The experience of the Jews of Lithuania in the past few years since the abolition of Jewish autonomy in the country has been one very painful and disheartening. There were times when the Jews of Lithuania sacrificed the most essential of their demands merely for the satisfaction of retaining the Ministry for Jewish Affairs. In retrospect, one is astonished at the amount of energy which the Jews of Lithuania expended on the Jewish Ministry, which after all was of very little use indeed to them. The awakening has come at last, too late, but not without certain gains. And now when the democratic elements of the country are again at the helm of State, the Jews have put forward no demand for a Ministry for Jewish Affairs. They have learned their lesson too well.

At one time the Jews of Lithuania were as proud as peacocks of their Jewish Ministry and they used to dream that they were destined to be a model of Jewish Autonomous Government for the whole world, by the creation of specially friendly and workable relations between the national majority and the national minority. The world they felt would see in their solution the final solution of the national minorities problem as a whole.

This narrowly parochial sense of self-importance has now gone, leaving in its place a very modest and common sense Jewish policy, which is free of all ambitions of creating a sensation in the political world. It is due entirely to this newer, more sober realization of the situation that the Jews of Lithuania have managed wihout difficulty to come to terms with the representatives of Lithuanian democracy, the present democratic Coalition Government.

The Jewish representatives put forward one demand–and one demand only–we want the rights accorded to us in the Lithuanian Constitution.

The new democratic Government of Lithuania did not think even of objecting to so reasonable and just a demand.

The Lithuanian Constitution contains two paragraphs guaranteeing full equality of rights to the Minorities in the matter of their cultural needs, charity institutions and mutual aid activity. It also recognizes the right of the Minorities to create their own national organs to deal with the national problems of the particular national Minority.

A Jewish Ministry is not one of the things recognized in the Constitution. And the insistence of the Jews previously on a Jewish Ministry only brought about the result that the Government deprived them, in addition, of those rights which the Constitution does recognize.
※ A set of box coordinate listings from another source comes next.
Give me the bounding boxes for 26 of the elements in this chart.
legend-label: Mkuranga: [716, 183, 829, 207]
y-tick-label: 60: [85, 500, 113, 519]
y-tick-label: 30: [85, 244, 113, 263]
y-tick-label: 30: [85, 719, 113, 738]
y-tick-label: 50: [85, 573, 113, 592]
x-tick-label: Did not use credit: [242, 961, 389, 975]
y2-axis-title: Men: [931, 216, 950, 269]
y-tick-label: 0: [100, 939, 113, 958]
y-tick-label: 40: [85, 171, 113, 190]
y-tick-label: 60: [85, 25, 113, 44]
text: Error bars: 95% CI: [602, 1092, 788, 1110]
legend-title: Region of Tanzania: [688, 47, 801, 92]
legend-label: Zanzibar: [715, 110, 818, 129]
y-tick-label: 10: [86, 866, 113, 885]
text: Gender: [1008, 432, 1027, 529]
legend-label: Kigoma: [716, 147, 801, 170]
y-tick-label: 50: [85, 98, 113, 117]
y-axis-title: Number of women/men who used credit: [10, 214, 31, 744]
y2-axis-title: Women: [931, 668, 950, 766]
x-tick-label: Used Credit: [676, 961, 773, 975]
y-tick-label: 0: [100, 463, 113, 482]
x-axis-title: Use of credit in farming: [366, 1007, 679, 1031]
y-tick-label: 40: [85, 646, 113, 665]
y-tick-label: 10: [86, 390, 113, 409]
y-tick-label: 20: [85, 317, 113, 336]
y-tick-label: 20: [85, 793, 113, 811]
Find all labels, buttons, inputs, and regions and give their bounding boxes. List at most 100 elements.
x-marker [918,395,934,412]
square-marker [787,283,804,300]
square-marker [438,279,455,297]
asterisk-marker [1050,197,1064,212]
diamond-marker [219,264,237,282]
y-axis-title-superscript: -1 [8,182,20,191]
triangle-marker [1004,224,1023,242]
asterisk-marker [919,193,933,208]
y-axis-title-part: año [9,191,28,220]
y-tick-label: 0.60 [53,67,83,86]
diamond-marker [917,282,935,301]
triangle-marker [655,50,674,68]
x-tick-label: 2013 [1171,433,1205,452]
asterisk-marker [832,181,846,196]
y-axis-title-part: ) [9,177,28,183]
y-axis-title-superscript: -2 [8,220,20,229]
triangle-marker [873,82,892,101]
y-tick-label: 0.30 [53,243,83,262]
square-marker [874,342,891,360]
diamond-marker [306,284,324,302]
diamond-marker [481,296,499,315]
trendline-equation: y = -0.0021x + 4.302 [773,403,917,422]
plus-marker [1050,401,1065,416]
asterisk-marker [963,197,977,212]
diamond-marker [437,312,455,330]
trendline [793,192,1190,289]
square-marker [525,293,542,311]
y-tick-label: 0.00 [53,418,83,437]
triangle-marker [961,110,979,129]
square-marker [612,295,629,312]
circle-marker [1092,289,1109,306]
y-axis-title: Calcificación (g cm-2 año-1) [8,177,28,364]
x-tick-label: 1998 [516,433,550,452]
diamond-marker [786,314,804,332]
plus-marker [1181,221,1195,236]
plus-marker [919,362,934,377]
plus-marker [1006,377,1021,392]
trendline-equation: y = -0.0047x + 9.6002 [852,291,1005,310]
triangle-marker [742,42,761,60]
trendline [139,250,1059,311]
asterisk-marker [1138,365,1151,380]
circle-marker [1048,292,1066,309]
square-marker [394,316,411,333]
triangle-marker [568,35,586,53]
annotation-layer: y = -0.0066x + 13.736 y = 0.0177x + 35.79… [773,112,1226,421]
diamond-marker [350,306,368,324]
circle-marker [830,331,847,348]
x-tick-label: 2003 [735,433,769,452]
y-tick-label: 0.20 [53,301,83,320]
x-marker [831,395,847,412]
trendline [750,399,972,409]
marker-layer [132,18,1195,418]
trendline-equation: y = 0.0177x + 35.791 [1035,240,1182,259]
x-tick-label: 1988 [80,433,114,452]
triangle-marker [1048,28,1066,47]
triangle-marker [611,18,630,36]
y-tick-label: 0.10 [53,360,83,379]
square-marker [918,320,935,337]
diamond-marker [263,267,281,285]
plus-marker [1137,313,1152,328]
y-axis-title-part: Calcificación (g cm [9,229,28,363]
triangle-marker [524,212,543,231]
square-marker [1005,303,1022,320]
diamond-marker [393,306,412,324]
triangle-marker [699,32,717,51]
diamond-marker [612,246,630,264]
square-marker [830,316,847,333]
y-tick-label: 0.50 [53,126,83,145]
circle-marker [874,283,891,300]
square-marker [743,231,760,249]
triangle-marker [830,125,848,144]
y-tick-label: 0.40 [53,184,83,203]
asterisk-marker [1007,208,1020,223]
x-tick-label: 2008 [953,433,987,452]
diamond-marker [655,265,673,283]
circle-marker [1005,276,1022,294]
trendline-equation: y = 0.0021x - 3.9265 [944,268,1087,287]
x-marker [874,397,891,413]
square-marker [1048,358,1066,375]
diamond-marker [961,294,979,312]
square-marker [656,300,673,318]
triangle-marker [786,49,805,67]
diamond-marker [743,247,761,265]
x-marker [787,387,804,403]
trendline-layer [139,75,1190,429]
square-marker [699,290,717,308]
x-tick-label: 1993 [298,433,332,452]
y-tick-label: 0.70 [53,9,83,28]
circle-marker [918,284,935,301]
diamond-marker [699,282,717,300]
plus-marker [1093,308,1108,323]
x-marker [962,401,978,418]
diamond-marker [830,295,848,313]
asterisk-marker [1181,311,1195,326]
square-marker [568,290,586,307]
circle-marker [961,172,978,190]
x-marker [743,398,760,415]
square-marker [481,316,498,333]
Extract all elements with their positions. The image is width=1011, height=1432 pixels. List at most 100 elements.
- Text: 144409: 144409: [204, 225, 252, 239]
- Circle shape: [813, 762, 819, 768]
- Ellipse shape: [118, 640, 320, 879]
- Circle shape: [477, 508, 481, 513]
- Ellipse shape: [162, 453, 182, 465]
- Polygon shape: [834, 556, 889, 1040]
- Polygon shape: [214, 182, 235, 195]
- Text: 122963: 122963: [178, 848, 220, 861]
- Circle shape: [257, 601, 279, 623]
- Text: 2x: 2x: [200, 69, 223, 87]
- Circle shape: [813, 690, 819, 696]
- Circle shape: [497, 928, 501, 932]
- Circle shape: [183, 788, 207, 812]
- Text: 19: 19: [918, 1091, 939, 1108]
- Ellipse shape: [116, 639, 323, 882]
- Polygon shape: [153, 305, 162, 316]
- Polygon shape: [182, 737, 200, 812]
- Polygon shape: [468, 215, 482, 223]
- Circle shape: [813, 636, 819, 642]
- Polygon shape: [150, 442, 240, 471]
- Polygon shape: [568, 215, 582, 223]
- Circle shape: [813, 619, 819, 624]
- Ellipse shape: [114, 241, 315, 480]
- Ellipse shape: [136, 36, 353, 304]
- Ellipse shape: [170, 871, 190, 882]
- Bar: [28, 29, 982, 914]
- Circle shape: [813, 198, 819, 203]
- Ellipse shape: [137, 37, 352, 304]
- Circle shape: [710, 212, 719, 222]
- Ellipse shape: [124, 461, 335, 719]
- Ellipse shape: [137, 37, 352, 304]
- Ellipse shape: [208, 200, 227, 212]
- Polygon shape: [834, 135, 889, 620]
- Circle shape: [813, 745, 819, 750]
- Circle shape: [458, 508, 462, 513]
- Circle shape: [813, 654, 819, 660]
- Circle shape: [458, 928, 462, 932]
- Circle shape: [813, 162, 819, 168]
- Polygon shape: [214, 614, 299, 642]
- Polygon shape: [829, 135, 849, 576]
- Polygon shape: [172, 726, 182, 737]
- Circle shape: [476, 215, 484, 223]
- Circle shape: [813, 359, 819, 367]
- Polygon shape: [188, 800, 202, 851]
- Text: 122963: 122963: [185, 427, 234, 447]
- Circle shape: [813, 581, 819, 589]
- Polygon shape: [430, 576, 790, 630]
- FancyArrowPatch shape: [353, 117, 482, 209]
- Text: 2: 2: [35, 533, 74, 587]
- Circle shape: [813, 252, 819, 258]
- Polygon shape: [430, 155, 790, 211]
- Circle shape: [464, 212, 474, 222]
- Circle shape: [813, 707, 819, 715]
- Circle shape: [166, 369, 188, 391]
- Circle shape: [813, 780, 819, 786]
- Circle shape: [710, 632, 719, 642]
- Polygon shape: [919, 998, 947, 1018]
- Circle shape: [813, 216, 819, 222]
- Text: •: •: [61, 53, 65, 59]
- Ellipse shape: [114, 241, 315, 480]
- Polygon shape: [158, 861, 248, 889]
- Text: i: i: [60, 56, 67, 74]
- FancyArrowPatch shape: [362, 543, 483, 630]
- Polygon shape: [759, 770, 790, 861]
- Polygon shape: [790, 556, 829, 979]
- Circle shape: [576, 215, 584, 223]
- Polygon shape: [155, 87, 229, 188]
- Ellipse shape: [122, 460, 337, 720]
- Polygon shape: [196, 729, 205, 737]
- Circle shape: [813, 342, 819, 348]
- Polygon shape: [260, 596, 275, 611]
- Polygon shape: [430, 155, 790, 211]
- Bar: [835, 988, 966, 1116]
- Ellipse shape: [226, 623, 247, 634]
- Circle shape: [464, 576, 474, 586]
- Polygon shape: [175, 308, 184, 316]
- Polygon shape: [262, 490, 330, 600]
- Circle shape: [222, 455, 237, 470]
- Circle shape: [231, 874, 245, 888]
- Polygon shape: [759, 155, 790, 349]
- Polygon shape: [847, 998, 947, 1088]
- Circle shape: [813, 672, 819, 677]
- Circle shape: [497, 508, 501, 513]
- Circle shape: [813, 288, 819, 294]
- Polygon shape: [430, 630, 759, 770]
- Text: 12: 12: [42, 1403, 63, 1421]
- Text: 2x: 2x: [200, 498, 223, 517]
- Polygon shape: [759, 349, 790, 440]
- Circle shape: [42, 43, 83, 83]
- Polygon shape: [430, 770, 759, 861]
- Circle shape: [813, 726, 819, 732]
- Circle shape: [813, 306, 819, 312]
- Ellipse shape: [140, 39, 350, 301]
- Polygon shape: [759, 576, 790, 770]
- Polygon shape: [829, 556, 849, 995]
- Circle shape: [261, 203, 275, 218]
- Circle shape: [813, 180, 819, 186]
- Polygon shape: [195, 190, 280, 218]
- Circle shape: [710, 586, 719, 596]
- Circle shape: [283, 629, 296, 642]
The new Government was returned to power to the cry of restoring the Constitution. The Jews were wise therefore in demanding only the restoring of those of their rights provided for in the Constitution. The Government could do nothing but agree.

This is the reason why the new President of the Republic, Dr. Grinius, in his statement of policy issued on his election, solemnly declared that those paragraphs of the Constitution which relate to the rights of the Minorities are regarded by the new Government as of precisely the same importance as all the other articles of the Constitution, and they would be carried into effect equally with all other articles. The previous Lithuanian Governments in their official declarations never said a word about the rights of the minorities. These were always passed over in complete silence.

The demands of the Lithuanian Jews in the national cultural sphere are as follows:

(1) The restoration of a unified Jewish community.

(2) The passing of a bill legalizing a Jewish National Council (these two demands have already been granted to the Jews of Esthonia).

(3) The setting up at the Ministry of Education of a special department for the Jewish school system, with a Jew at its head. (A department of this character already exists in Latvia)

The first two demands evoked no opposition at all among the Lithuanian Government parties. The third demand, however, called up a certain amount of opposition on the part of one of the Government parties, the Social Democrats, the party which more than any other had obtained a big block of Jewish votes at the election. One Jew, Dr. Epstein, was returned to Parliament as a member of the party and a whole Jewish party, the Zionist Socialists, gave it its official support. The Social Democrats, therefore, claim to represent a certain proportion of the Jewish voters and it says that it cannot consent to full autonomy in Jewish education, because that would mean that the Jewish majority would coerce that part of the Jewish population which the Social Democrats claim to represent.